Budgeting for your business is a step that every serious entrepreneur observes. Having a blue print of your anticipated business expenditure cannot be overemphasized especially when starting up. The most effective financial budget includes both a short term, month-to-month plan for at least a financial year and a long term, quarter-to-quarter plan of at least three years that you use for financial statement reporting. In the startup phase, you will have to make reasonable projections about your business expenditure in establishing your budget.
This means that you will essentially look at factors such as: annual earnings, sales in the following years, price of products and services, operating expenses, number of employees needed, income tax rate, fixed assets, payment terms and options for clients and customers, loans that the business may need to take, collateral and interest etc. All these should be captured in the budget for a startup as they have huge impact on the day to day operations of the business and its progress in the coming years.
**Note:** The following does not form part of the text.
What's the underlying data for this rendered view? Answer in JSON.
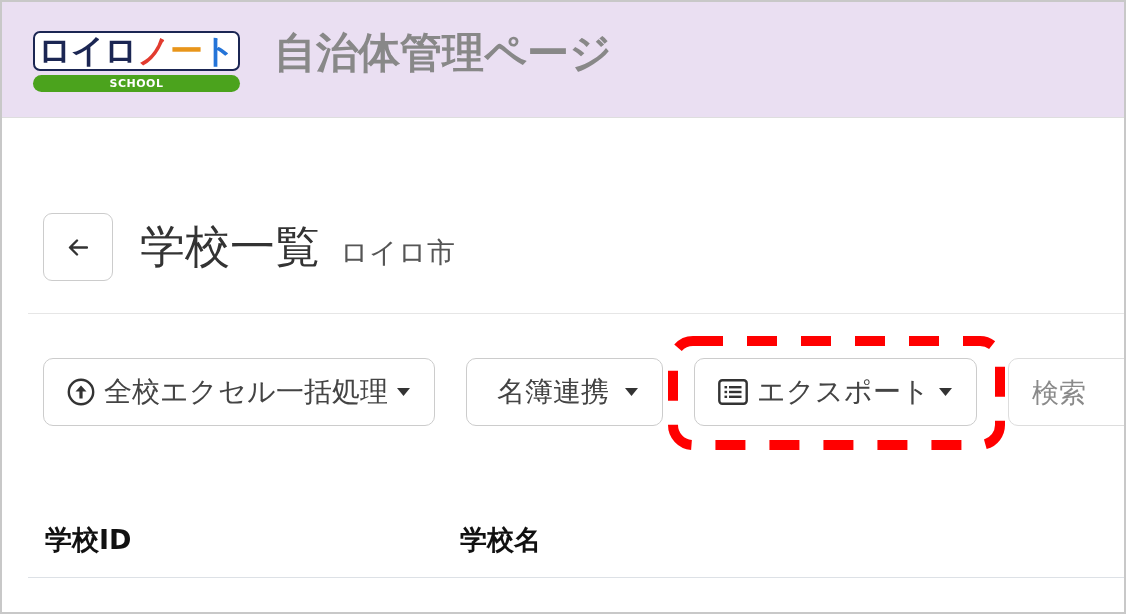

As for the actual preparation of the budget, you can create it manually or with the budgeting function that comes with most bookkeeping software packages. You can also purchase separate budgeting software such as Quicken or Microsoft Money this may seem like a lot of information to forecast, but it’s not as cumbersome as it looks.
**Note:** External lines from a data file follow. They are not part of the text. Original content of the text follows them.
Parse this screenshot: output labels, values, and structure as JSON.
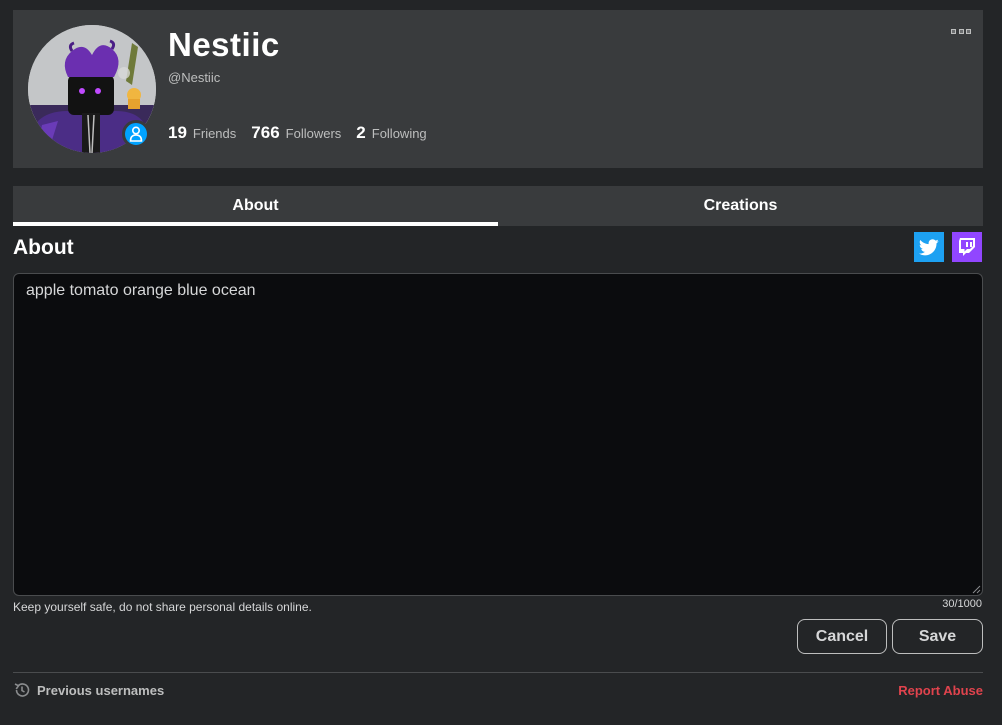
{
  "profile": {
    "display_name": "Nestiic",
    "username": "@Nestiic",
    "stats": [
      {
        "count": "19",
        "label": "Friends"
      },
      {
        "count": "766",
        "label": "Followers"
      },
      {
        "count": "2",
        "label": "Following"
      }
    ],
    "avatar_icon": "avatar-image",
    "presence_icon": "person-icon",
    "more_icon": "more-options-icon"
  },
  "tabs": [
    {
      "label": "About",
      "active": true
    },
    {
      "label": "Creations",
      "active": false
    }
  ],
  "about": {
    "title": "About",
    "social_links": [
      {
        "icon": "twitter-icon",
        "color": "#1da1f2"
      },
      {
        "icon": "twitch-icon",
        "color": "#9146ff"
      }
    ],
    "bio_value": "apple tomato orange blue ocean",
    "safety_note": "Keep yourself safe, do not share personal details online.",
    "char_count": "30/1000",
    "cancel_label": "Cancel",
    "save_label": "Save"
  },
  "footer": {
    "previous_usernames": "Previous usernames",
    "report_abuse": "Report Abuse"
  },
  "colors": {
    "background": "#232527",
    "card": "#393b3d",
    "accent_blue": "#00a2ff",
    "report_red": "#e0434d"
  }
}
The following tips can guide one on the budget making process for a startup:
1. Spending assets.
This includes the things you need to use in your business over the long term. For example a graphic artist might need specialized printers and a drafting board, among other things. A record label owner will need recording equipment. All of these items make up your starting assets. For every item on this list, make an educated guess of what the amount of expense will be. If you can’t estimate the price for an item off the top of your head then do some research. For instance, call real estate agents to inquire about rental space and prices. Contact insurance brokers to ask about insurance plans and prices.
2. Operating Expenses
These refer to the day to day costs that will be incurred as a result of running the business. Make assumptions on such expenses in order to know the amounts spent per day or even per month. They include expenses such as salaries, rent, business licenses, stationery etc
3. Liability
This refer to what the business owes its creditors, investors etc. For this, break down each bank loan separately. Do the same for the stockholders’ equity—common stock, preferred stock, paid-in-capital, treasury stock, and retained earnings. This will help you keep track of borrowing culture.
4. Profits
The essence of any business operation is to make profit. Therefore it is important to list the projected profits that the business is likely to make should it stick to its business plan. The profits projected should be reasonable. This will keep the investors and the entrepreneur focused on the business goals as they will aim to achieve the targeted profits.
The main aim of a budget is to guide the business in its expenditure therefore anything that will incur costs should be captured in the startup budget. This budget is however subject to change as the entrepreneur may adjust it to suit the prevailing conditions of business.